La prima scuola pilota del progetto sarà l’Istituto comprensivo Viale Adriatico 140 di Roma, costruito alla fine degli anni Settanta. Saranno successivamente individuate, per ogni ordine e grado e nelle altre regioni del Paese, altri edifici pilota dove Legambiente e l’Inbar elaboreranno un protocollo di intervento per poi fornire delle linee guida, identificando interventi-tipo e criteri standard di gestione sostenibile che la comunità scolastica potrà seguire.

“L’iniziativa intrapresa con Legambiente – dichiara Giovanni Sasso, presidente dellIstituto nazionale di bioarchitettura – rappresenta il tentativo di individuare uno standard, replicabile e di qualità, per progetti di riqualificazione che superino i ristretti confini degli interventi di solo miglioramento energetico; l’adeguamento dell’edilizia scolastica può invece diventare l’occasione per integrare nel progetto anche altri valori propri della bioarchitettura: oltre alle prestazioni energetiche, almeno di Classe C, anche la qualità degli spazi indoor, l’impiego di materiali naturali, la tutela della risorsa idrica, la partecipazione degli utenti, l’ottimizzazione dell’uso del sole.

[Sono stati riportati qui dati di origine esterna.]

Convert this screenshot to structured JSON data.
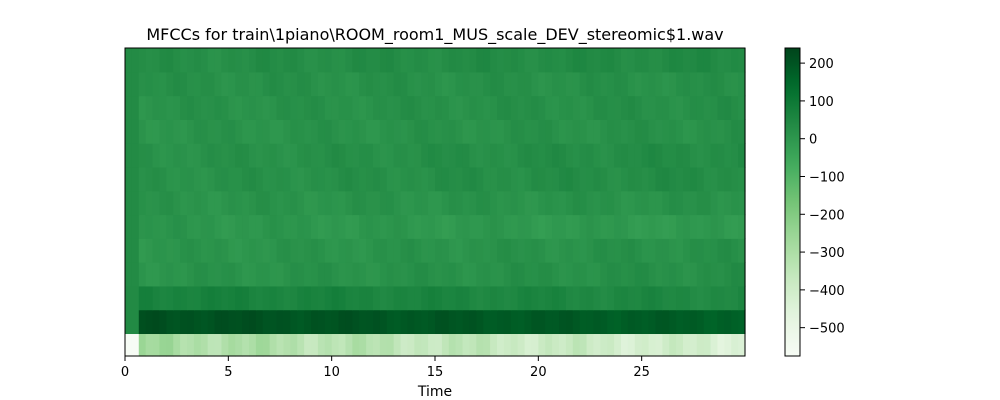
{
  "chart_data": {
    "type": "heatmap",
    "title": "MFCCs for train\\1piano\\ROOM_room1_MUS_scale_DEV_stereomic$1.wav",
    "xlabel": "Time",
    "ylabel": "",
    "xlim": [
      0,
      30
    ],
    "x_ticks": [
      0,
      5,
      10,
      15,
      20,
      25
    ],
    "y_ticks_visible": false,
    "n_coefficients": 13,
    "n_frames": 90,
    "colormap": "Greens",
    "color_range": [
      -575,
      240
    ],
    "colorbar_ticks": [
      {
        "value": 200,
        "label": "200"
      },
      {
        "value": 100,
        "label": "100"
      },
      {
        "value": 0,
        "label": "0"
      },
      {
        "value": -100,
        "label": "−100"
      },
      {
        "value": -200,
        "label": "−200"
      },
      {
        "value": -300,
        "label": "−300"
      },
      {
        "value": -400,
        "label": "−400"
      },
      {
        "value": -500,
        "label": "−500"
      }
    ],
    "coefficient_profiles": [
      {
        "coefficient": 0,
        "onset": -575,
        "mean": -280,
        "late": -430
      },
      {
        "coefficient": 1,
        "onset": 40,
        "mean": 215,
        "late": 175
      },
      {
        "coefficient": 2,
        "onset": 40,
        "mean": 70,
        "late": 45
      },
      {
        "coefficient": 3,
        "onset": 35,
        "mean": 10,
        "late": 25
      },
      {
        "coefficient": 4,
        "onset": 35,
        "mean": 5,
        "late": 20
      },
      {
        "coefficient": 5,
        "onset": 35,
        "mean": 5,
        "late": -10
      },
      {
        "coefficient": 6,
        "onset": 35,
        "mean": 10,
        "late": 15
      },
      {
        "coefficient": 7,
        "onset": 35,
        "mean": 15,
        "late": 35
      },
      {
        "coefficient": 8,
        "onset": 35,
        "mean": 15,
        "late": 35
      },
      {
        "coefficient": 9,
        "onset": 35,
        "mean": 10,
        "late": 20
      },
      {
        "coefficient": 10,
        "onset": 35,
        "mean": 15,
        "late": 25
      },
      {
        "coefficient": 11,
        "onset": 35,
        "mean": 20,
        "late": 20
      },
      {
        "coefficient": 12,
        "onset": 35,
        "mean": 25,
        "late": 40
      }
    ]
  }
}
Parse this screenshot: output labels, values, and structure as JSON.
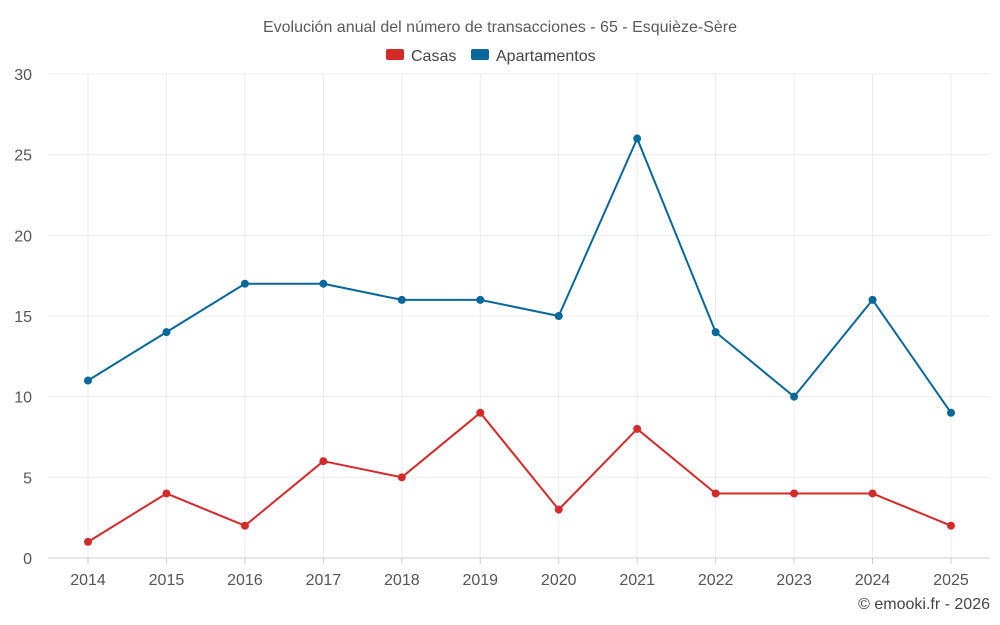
{
  "chart_data": {
    "type": "line",
    "title": "Evolución anual del número de transacciones - 65 - Esquièze-Sère",
    "categories": [
      "2014",
      "2015",
      "2016",
      "2017",
      "2018",
      "2019",
      "2020",
      "2021",
      "2022",
      "2023",
      "2024",
      "2025"
    ],
    "series": [
      {
        "name": "Casas",
        "color": "#d42a2a",
        "values": [
          1,
          4,
          2,
          6,
          5,
          9,
          3,
          8,
          4,
          4,
          4,
          2
        ]
      },
      {
        "name": "Apartamentos",
        "color": "#08679b",
        "values": [
          11,
          14,
          17,
          17,
          16,
          16,
          15,
          26,
          14,
          10,
          16,
          9
        ]
      }
    ],
    "ylim": [
      0,
      30
    ],
    "yticks": [
      0,
      5,
      10,
      15,
      20,
      25,
      30
    ],
    "xlabel": "",
    "ylabel": "",
    "grid": true,
    "legend_position": "top-center"
  },
  "credit": "© emooki.fr - 2026"
}
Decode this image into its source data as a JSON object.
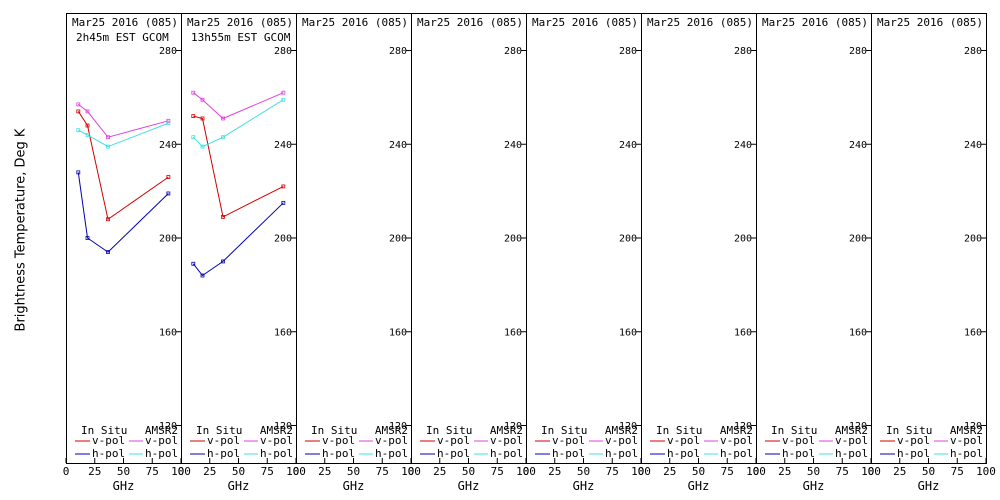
{
  "ylabel": "Brightness Temperature, Deg K",
  "colors": {
    "insitu_vpol": "#d00000",
    "insitu_hpol": "#0000b0",
    "amsr2_vpol": "#e040e0",
    "amsr2_hpol": "#40e0e0"
  },
  "legend": {
    "insitu_label": "In Situ",
    "amsr2_label": "AMSR2",
    "vpol": "v-pol",
    "hpol": "h-pol"
  },
  "chart_data": [
    {
      "type": "line",
      "title": "Mar25 2016 (085)",
      "subtitle": "2h45m EST GCOM",
      "xlabel": "GHz",
      "xlim": [
        0,
        100
      ],
      "ylim": [
        104,
        296
      ],
      "xticks": [
        0,
        25,
        50,
        75,
        100
      ],
      "yticks": [
        120,
        160,
        200,
        240,
        280
      ],
      "series": [
        {
          "name": "In Situ v-pol",
          "x": [
            10.7,
            18.7,
            36.5,
            89
          ],
          "y": [
            254,
            248,
            208,
            226
          ]
        },
        {
          "name": "In Situ h-pol",
          "x": [
            10.7,
            18.7,
            36.5,
            89
          ],
          "y": [
            228,
            200,
            194,
            219
          ]
        },
        {
          "name": "AMSR2 v-pol",
          "x": [
            10.7,
            18.7,
            36.5,
            89
          ],
          "y": [
            257,
            254,
            243,
            250
          ]
        },
        {
          "name": "AMSR2 h-pol",
          "x": [
            10.7,
            18.7,
            36.5,
            89
          ],
          "y": [
            246,
            244,
            239,
            249
          ]
        }
      ]
    },
    {
      "type": "line",
      "title": "Mar25 2016 (085)",
      "subtitle": "13h55m EST GCOM",
      "xlabel": "GHz",
      "xlim": [
        0,
        100
      ],
      "ylim": [
        104,
        296
      ],
      "xticks": [
        0,
        25,
        50,
        75,
        100
      ],
      "yticks": [
        120,
        160,
        200,
        240,
        280
      ],
      "series": [
        {
          "name": "In Situ v-pol",
          "x": [
            10.7,
            18.7,
            36.5,
            89
          ],
          "y": [
            252,
            251,
            209,
            222
          ]
        },
        {
          "name": "In Situ h-pol",
          "x": [
            10.7,
            18.7,
            36.5,
            89
          ],
          "y": [
            189,
            184,
            190,
            215
          ]
        },
        {
          "name": "AMSR2 v-pol",
          "x": [
            10.7,
            18.7,
            36.5,
            89
          ],
          "y": [
            262,
            259,
            251,
            262
          ]
        },
        {
          "name": "AMSR2 h-pol",
          "x": [
            10.7,
            18.7,
            36.5,
            89
          ],
          "y": [
            243,
            239,
            243,
            259
          ]
        }
      ]
    },
    {
      "type": "line",
      "title": "Mar25 2016 (085)",
      "subtitle": "",
      "xlabel": "GHz",
      "xlim": [
        0,
        100
      ],
      "ylim": [
        104,
        296
      ],
      "xticks": [
        0,
        25,
        50,
        75,
        100
      ],
      "yticks": [
        120,
        160,
        200,
        240,
        280
      ],
      "series": []
    },
    {
      "type": "line",
      "title": "Mar25 2016 (085)",
      "subtitle": "",
      "xlabel": "GHz",
      "xlim": [
        0,
        100
      ],
      "ylim": [
        104,
        296
      ],
      "xticks": [
        0,
        25,
        50,
        75,
        100
      ],
      "yticks": [
        120,
        160,
        200,
        240,
        280
      ],
      "series": []
    },
    {
      "type": "line",
      "title": "Mar25 2016 (085)",
      "subtitle": "",
      "xlabel": "GHz",
      "xlim": [
        0,
        100
      ],
      "ylim": [
        104,
        296
      ],
      "xticks": [
        0,
        25,
        50,
        75,
        100
      ],
      "yticks": [
        120,
        160,
        200,
        240,
        280
      ],
      "series": []
    },
    {
      "type": "line",
      "title": "Mar25 2016 (085)",
      "subtitle": "",
      "xlabel": "GHz",
      "xlim": [
        0,
        100
      ],
      "ylim": [
        104,
        296
      ],
      "xticks": [
        0,
        25,
        50,
        75,
        100
      ],
      "yticks": [
        120,
        160,
        200,
        240,
        280
      ],
      "series": []
    },
    {
      "type": "line",
      "title": "Mar25 2016 (085)",
      "subtitle": "",
      "xlabel": "GHz",
      "xlim": [
        0,
        100
      ],
      "ylim": [
        104,
        296
      ],
      "xticks": [
        0,
        25,
        50,
        75,
        100
      ],
      "yticks": [
        120,
        160,
        200,
        240,
        280
      ],
      "series": []
    },
    {
      "type": "line",
      "title": "Mar25 2016 (085)",
      "subtitle": "",
      "xlabel": "GHz",
      "xlim": [
        0,
        100
      ],
      "ylim": [
        104,
        296
      ],
      "xticks": [
        0,
        25,
        50,
        75,
        100
      ],
      "yticks": [
        120,
        160,
        200,
        240,
        280
      ],
      "series": []
    }
  ]
}
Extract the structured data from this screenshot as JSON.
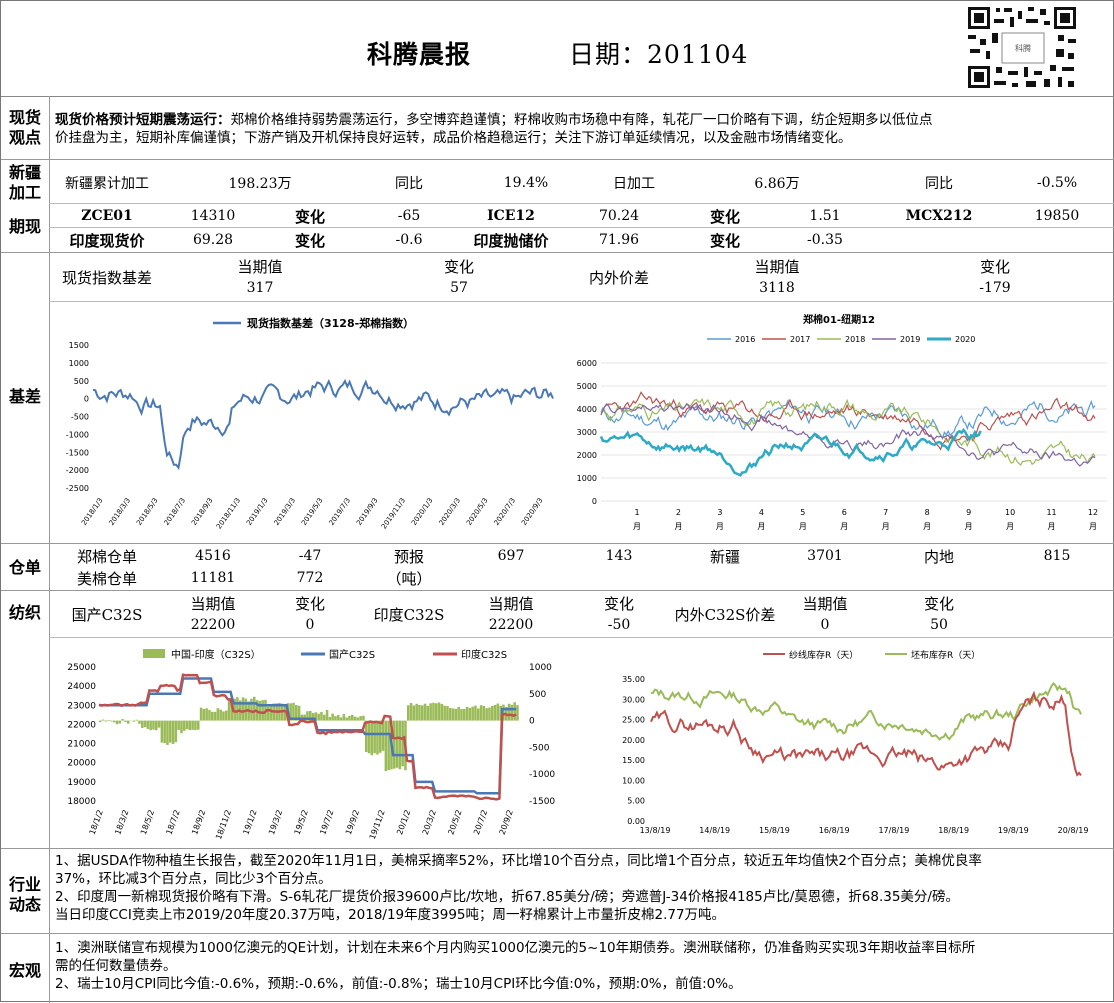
{
  "header": {
    "title": "科腾晨报",
    "date_label": "日期：",
    "date": "201104"
  },
  "sections": {
    "spot": "现货\n观点",
    "xinjiang": "新疆\n加工",
    "futures": "期现",
    "basis": "基差",
    "warehouse": "仓单",
    "textile": "纺织",
    "industry": "行业\n动态",
    "macro": "宏观"
  },
  "spot": {
    "head": "现货价格预计短期震荡运行：",
    "line1": "郑棉价格维持弱势震荡运行，多空博弈趋谨慎；籽棉收购市场稳中有降，轧花厂一口价略有下调，纺企短期多以低位点",
    "line2": "价挂盘为主，短期补库偏谨慎；下游产销及开机保持良好运转，成品价格趋稳运行；关注下游订单延续情况，以及金融市场情绪变化。"
  },
  "xinjiang": {
    "c1": "新疆累计加工",
    "c2": "198.23万",
    "c3": "同比",
    "c4": "19.4%",
    "c5": "日加工",
    "c6": "6.86万",
    "c7": "同比",
    "c8": "-0.5%"
  },
  "futures": {
    "r1": [
      "ZCE01",
      "14310",
      "变化",
      "-65",
      "ICE12",
      "70.24",
      "变化",
      "1.51",
      "MCX212",
      "19850"
    ],
    "r2": [
      "印度现货价",
      "69.28",
      "变化",
      "-0.6",
      "印度抛储价",
      "71.96",
      "变化",
      "-0.35"
    ]
  },
  "basis_table": {
    "label": "现货指数基差",
    "h1": "当期值",
    "h2": "变化",
    "v1": "317",
    "v2": "57",
    "label2": "内外价差",
    "h3": "当期值",
    "h4": "变化",
    "v3": "3118",
    "v4": "-179"
  },
  "chart_basis": {
    "type": "line",
    "title": "现货指数基差（3128-郑棉指数）",
    "yticks": [
      "1500",
      "1000",
      "500",
      "0",
      "-500",
      "-1000",
      "-1500",
      "-2000",
      "-2500"
    ],
    "xticks": [
      "2018/1/3",
      "2018/3/3",
      "2018/5/3",
      "2018/7/3",
      "2018/9/3",
      "2018/11/3",
      "2019/1/3",
      "2019/3/3",
      "2019/5/3",
      "2019/7/3",
      "2019/9/3",
      "2019/11/3",
      "2020/1/3",
      "2020/3/3",
      "2020/5/3",
      "2020/7/3",
      "2020/9/3"
    ],
    "color": "#4a78b5"
  },
  "chart_zz": {
    "type": "line",
    "title": "郑棉01-纽期12",
    "series": [
      "2016",
      "2017",
      "2018",
      "2019",
      "2020"
    ],
    "colors": [
      "#5b9bd5",
      "#c0504d",
      "#9bbb59",
      "#8064a2",
      "#2eaac4"
    ],
    "yticks": [
      "6000",
      "5000",
      "4000",
      "3000",
      "2000",
      "1000",
      "0"
    ],
    "xticks": [
      "1\n月",
      "2\n月",
      "3\n月",
      "4\n月",
      "5\n月",
      "6\n月",
      "7\n月",
      "8\n月",
      "9\n月",
      "10\n月",
      "11\n月",
      "12\n月"
    ]
  },
  "warehouse": {
    "r1": [
      "郑棉仓单",
      "4516",
      "-47",
      "预报",
      "697",
      "143",
      "新疆",
      "3701",
      "内地",
      "815"
    ],
    "r2": [
      "美棉仓单",
      "11181",
      "772",
      "（吨）"
    ]
  },
  "textile": {
    "l1": "国产C32S",
    "h1": "当期值",
    "h2": "变化",
    "v1": "22200",
    "v2": "0",
    "l2": "印度C32S",
    "h3": "当期值",
    "h4": "变化",
    "v3": "22200",
    "v4": "-50",
    "l3": "内外C32S价差",
    "h5": "当期值",
    "h6": "变化",
    "v5": "0",
    "v6": "50"
  },
  "chart_c32": {
    "type": "line",
    "legend": [
      "中国-印度（C32S）",
      "国产C32S",
      "印度C32S"
    ],
    "colors": [
      "#9bbb59",
      "#4a78b5",
      "#c0504d"
    ],
    "yticks_left": [
      "25000",
      "24000",
      "23000",
      "22000",
      "21000",
      "20000",
      "19000",
      "18000"
    ],
    "yticks_right": [
      "1000",
      "500",
      "0",
      "-500",
      "-1000",
      "-1500"
    ],
    "xticks": [
      "18/1/2",
      "18/3/2",
      "18/5/2",
      "18/7/2",
      "18/9/2",
      "18/11/2",
      "19/1/2",
      "19/3/2",
      "19/5/2",
      "19/7/2",
      "19/9/2",
      "19/11/2",
      "20/1/2",
      "20/3/2",
      "20/5/2",
      "20/7/2",
      "20/9/2"
    ]
  },
  "chart_inv": {
    "type": "line",
    "legend": [
      "纱线库存R（天）",
      "坯布库存R（天）"
    ],
    "colors": [
      "#c0504d",
      "#9bbb59"
    ],
    "yticks": [
      "35.00",
      "30.00",
      "25.00",
      "20.00",
      "15.00",
      "10.00",
      "5.00",
      "0.00"
    ],
    "xticks": [
      "13/8/19",
      "14/8/19",
      "15/8/19",
      "16/8/19",
      "17/8/19",
      "18/8/19",
      "19/8/19",
      "20/8/19"
    ]
  },
  "industry": {
    "l1": "1、据USDA作物种植生长报告，截至2020年11月1日，美棉采摘率52%，环比增10个百分点，同比增1个百分点，较近五年均值快2个百分点；美棉优良率",
    "l2": "37%，环比减3个百分点，同比少3个百分点。",
    "l3": "2、印度周一新棉现货报价略有下滑。S-6轧花厂提货价报39600卢比/坎地，折67.85美分/磅；旁遮普J-34价格报4185卢比/莫恩德，折68.35美分/磅。",
    "l4": "当日印度CCI竞卖上市2019/20年度20.37万吨，2018/19年度3995吨；周一籽棉累计上市量折皮棉2.77万吨。"
  },
  "macro": {
    "l1": "1、澳洲联储宣布规模为1000亿澳元的QE计划，计划在未来6个月内购买1000亿澳元的5~10年期债券。澳洲联储称，仍准备购买实现3年期收益率目标所",
    "l2": "需的任何数量债券。",
    "l3": "2、瑞士10月CPI同比今值:-0.6%，预期:-0.6%，前值:-0.8%；瑞士10月CPI环比今值:0%，预期:0%，前值:0%。"
  }
}
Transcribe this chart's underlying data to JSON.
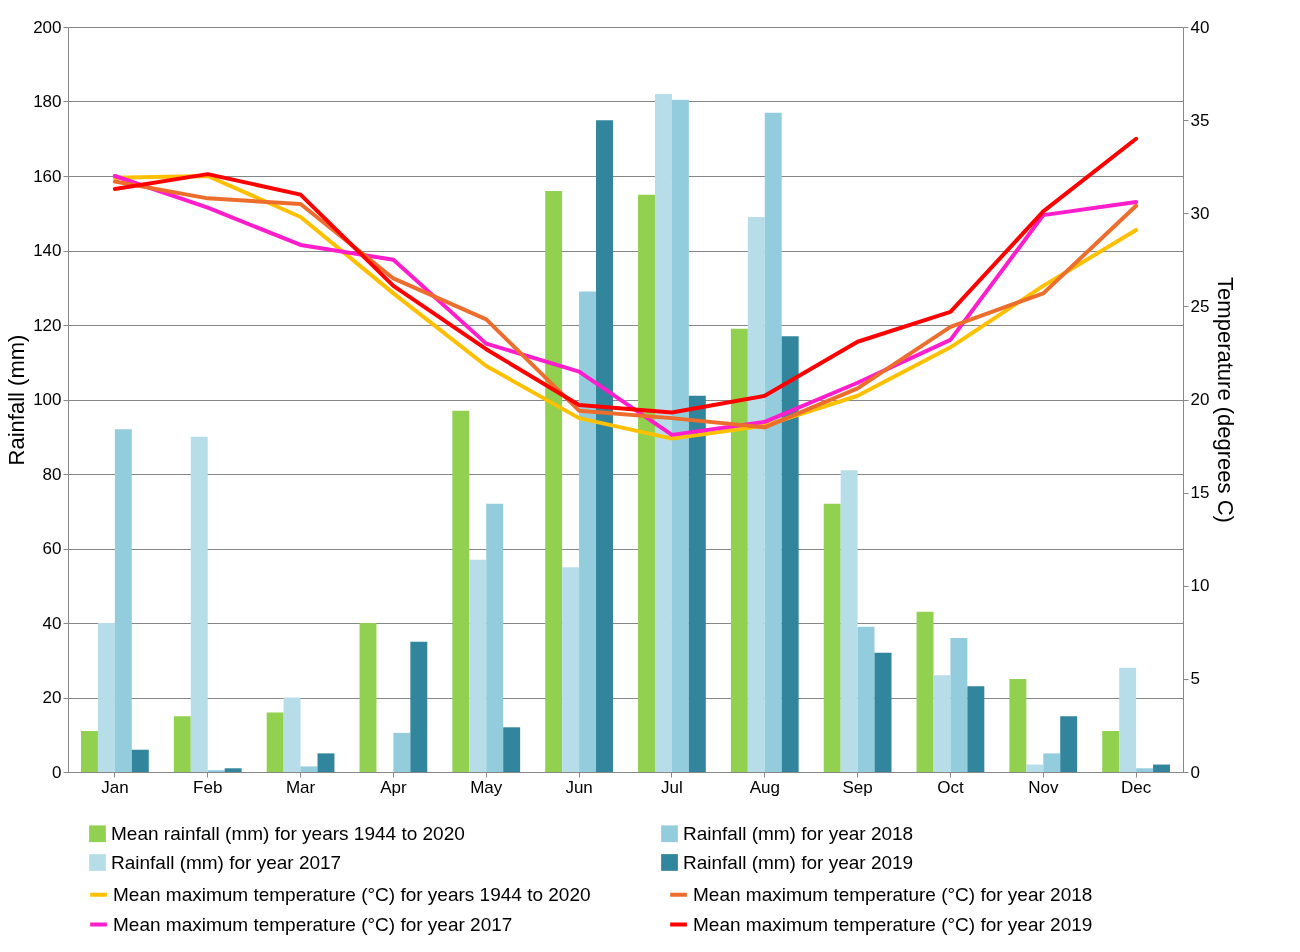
{
  "chart_data": {
    "type": "bar",
    "categories": [
      "Jan",
      "Feb",
      "Mar",
      "Apr",
      "May",
      "Jun",
      "Jul",
      "Aug",
      "Sep",
      "Oct",
      "Nov",
      "Dec"
    ],
    "ylabel": "Rainfall (mm)",
    "y2label": "Temperature  (degrees C)",
    "ylim": [
      0,
      200
    ],
    "yticks": [
      0,
      20,
      40,
      60,
      80,
      100,
      120,
      140,
      160,
      180,
      200
    ],
    "y2lim": [
      0,
      40
    ],
    "y2ticks": [
      0,
      5,
      10,
      15,
      20,
      25,
      30,
      35,
      40
    ],
    "grid": "y",
    "legend": "bottom",
    "series": [
      {
        "name": "Mean rainfall (mm) for years 1944 to 2020",
        "color": "#92d050",
        "values": [
          11,
          15,
          16,
          40,
          97,
          156,
          155,
          119,
          72,
          43,
          25,
          11
        ]
      },
      {
        "name": "Rainfall (mm) for year 2017",
        "color": "#b7dee8",
        "values": [
          40,
          90,
          20,
          0,
          57,
          55,
          182,
          149,
          81,
          26,
          2,
          28
        ]
      },
      {
        "name": "Rainfall (mm) for year 2018",
        "color": "#93cddd",
        "values": [
          92,
          0.5,
          1.5,
          10.5,
          72,
          129,
          180.5,
          177,
          39,
          36,
          5,
          1
        ]
      },
      {
        "name": "Rainfall (mm) for year 2019",
        "color": "#31859c",
        "values": [
          6,
          1,
          5,
          35,
          12,
          175,
          101,
          117,
          32,
          23,
          15,
          2
        ]
      },
      {
        "name": "Mean maximum temperature (°C) for years 1944 to 2020",
        "type": "line",
        "axis": "y2",
        "color": "#ffc000",
        "values": [
          31.9,
          32.0,
          29.8,
          25.7,
          21.8,
          19.0,
          17.9,
          18.6,
          20.2,
          22.8,
          26.1,
          29.1
        ]
      },
      {
        "name": "Mean maximum temperature (°C) for year 2017",
        "type": "line",
        "axis": "y2",
        "color": "#ff1dcc",
        "values": [
          32.0,
          30.3,
          28.3,
          27.5,
          23.0,
          21.5,
          18.1,
          18.8,
          20.9,
          23.2,
          29.9,
          30.6
        ]
      },
      {
        "name": "Mean maximum temperature (°C) for year 2018",
        "type": "line",
        "axis": "y2",
        "color": "#ed6d2d",
        "values": [
          31.7,
          30.8,
          30.5,
          26.5,
          24.3,
          19.4,
          19.0,
          18.5,
          20.6,
          23.9,
          25.7,
          30.4
        ]
      },
      {
        "name": "Mean maximum temperature (°C) for year 2019",
        "type": "line",
        "axis": "y2",
        "color": "#ff0000",
        "values": [
          31.3,
          32.1,
          31.0,
          26.1,
          22.7,
          19.7,
          19.3,
          20.2,
          23.1,
          24.7,
          30.1,
          34.0
        ]
      }
    ]
  }
}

Il nostro interesse per questo progetto risiede proprio nel fatto che si possa fare sostenibilità a 360 gradi e ciò, in particolare, in un contesto in cui si vuole riconoscere un valore educativo proprio alla stessa struttura edilizia che ospita una comunità in formazione”.

“In Italia la situazione dell’edilizia scolastica – spiega Vanessa Pallucchi, responsabile scuola e formazione di Legambiente – continua ad essere in uno stato di permanente emergenza sul fronte degli interventi e della messa in sicurezza. Occorre superare la necessità di operare in uno stato di immediata urgenza, come sta facendo ora il governo, per arrivare a una programmazione a lungo termine che metta al centro la qualità degli interventi nell’ottica della sicurezza, della sostenibilità energetica e della funzionalità didattico educativa degli edifici. Al centro del dibattito sul degrado del nostro patrimonio edilizio scolastico – che ricordiamo, secondo Ecosistema Scuola, necessita ancora oggi per più del 37% degli edifici di interventi urgenti di manutenzione, c’è sempre stata la necessità di fondi e mai la qualità degli interventi. È ora che si inizino a mettere in fila una serie di coperture economiche da destinare alle scuole. Con questa intesa vogliamo confrontarci con le amministrazioni per riqualificare e costruire una nuova ‘generazione’ di scuole, meno costose da un punto di vista energetico, di più facile gestione e soprattutto che motivano all’apprendimento e alla partecipazione perché costruite ed organizzate in modo diverso”.